Rationalisation of work: The study has established that symptoms of stress vary across grade and gender. This indicates possibility of uneven distribution of work between these two categories and the problem can be solved by a rational distribution of work so that officers in Grade 18 may not be over-frustrated early in their careers and BS-19 officers may not be over-frustrated with the increasing job experience expected of them.

There are other recommendations as well such as regular training sessions that include but are not limited to expert assessments and exercises, which address mental, physical and behavioural symptoms of officers. The officers can avail resources whenever necessary. The hierarchy and line of command should be improved so that stress can be reduced and not aggravated. To improve time management, regular result-oriented training sessions on time management could be held. Transfers put considerable pressure on families and therefore these ought to be avoided. Also, the question of remuneration is becoming more and more important and complaints of inadequate wages must be addressed as early as possible.

This study can serve as a concept document for reform of bureaucracy’s functioning, especially stress management mechanisms, and turning it into a vehicle for promoting public good. Whatever the definition of stress that finds favour with the government the phenomenon adversely affects the quality of service available to the state, and the people have to pay a heavy price. A bureaucracy working under stress can never serve the purpose of a dynamic and just state. What this discussion makes clear is the urgency of restructuring the state apparatus in a manner that it can be prevented from promoting the public cause neither fortuitously nor by design.
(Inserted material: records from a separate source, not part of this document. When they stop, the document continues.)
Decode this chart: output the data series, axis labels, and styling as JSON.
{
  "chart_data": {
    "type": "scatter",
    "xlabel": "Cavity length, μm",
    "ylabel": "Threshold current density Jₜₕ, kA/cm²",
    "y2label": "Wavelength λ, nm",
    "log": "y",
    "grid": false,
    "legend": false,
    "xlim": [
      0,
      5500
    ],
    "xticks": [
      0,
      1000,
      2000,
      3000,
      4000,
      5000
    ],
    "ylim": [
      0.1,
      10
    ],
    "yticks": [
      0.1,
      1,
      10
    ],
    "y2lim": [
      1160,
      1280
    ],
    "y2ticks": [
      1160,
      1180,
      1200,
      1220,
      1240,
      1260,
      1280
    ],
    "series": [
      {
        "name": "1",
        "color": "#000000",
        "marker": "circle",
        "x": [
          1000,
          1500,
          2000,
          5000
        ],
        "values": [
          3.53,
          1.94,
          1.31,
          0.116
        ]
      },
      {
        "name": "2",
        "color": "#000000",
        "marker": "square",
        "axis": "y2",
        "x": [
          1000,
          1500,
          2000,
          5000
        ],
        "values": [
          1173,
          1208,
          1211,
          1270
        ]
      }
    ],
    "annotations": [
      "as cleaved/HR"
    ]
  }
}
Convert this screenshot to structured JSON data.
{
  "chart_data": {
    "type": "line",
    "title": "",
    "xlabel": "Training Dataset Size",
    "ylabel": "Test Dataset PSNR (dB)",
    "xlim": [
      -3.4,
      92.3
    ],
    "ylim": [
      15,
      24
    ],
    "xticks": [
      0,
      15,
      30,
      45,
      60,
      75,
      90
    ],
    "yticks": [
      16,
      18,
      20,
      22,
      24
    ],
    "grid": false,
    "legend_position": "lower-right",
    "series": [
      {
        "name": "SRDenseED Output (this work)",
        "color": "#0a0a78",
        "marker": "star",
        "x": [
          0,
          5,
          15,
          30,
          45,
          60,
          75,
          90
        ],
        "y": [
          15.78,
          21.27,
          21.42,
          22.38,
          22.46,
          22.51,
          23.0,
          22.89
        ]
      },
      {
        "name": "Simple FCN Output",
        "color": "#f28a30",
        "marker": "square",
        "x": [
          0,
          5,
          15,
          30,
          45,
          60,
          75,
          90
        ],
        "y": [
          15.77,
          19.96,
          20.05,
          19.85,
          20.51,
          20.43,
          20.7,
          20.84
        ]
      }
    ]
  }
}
Another obvious conclusion from the study is that all systems of managing the affairs of a state must be resilient enough to accommodate any changes in the spirit of the age and the escalating expectations of a wide-awake citizenry. At no stage in the process of administrative streamlining can the ideal of public service be compromised.

Further, no one should ever forget the fact that even the most carefully devised reforms may need review and revision during the implementation phase and periodically afterwards.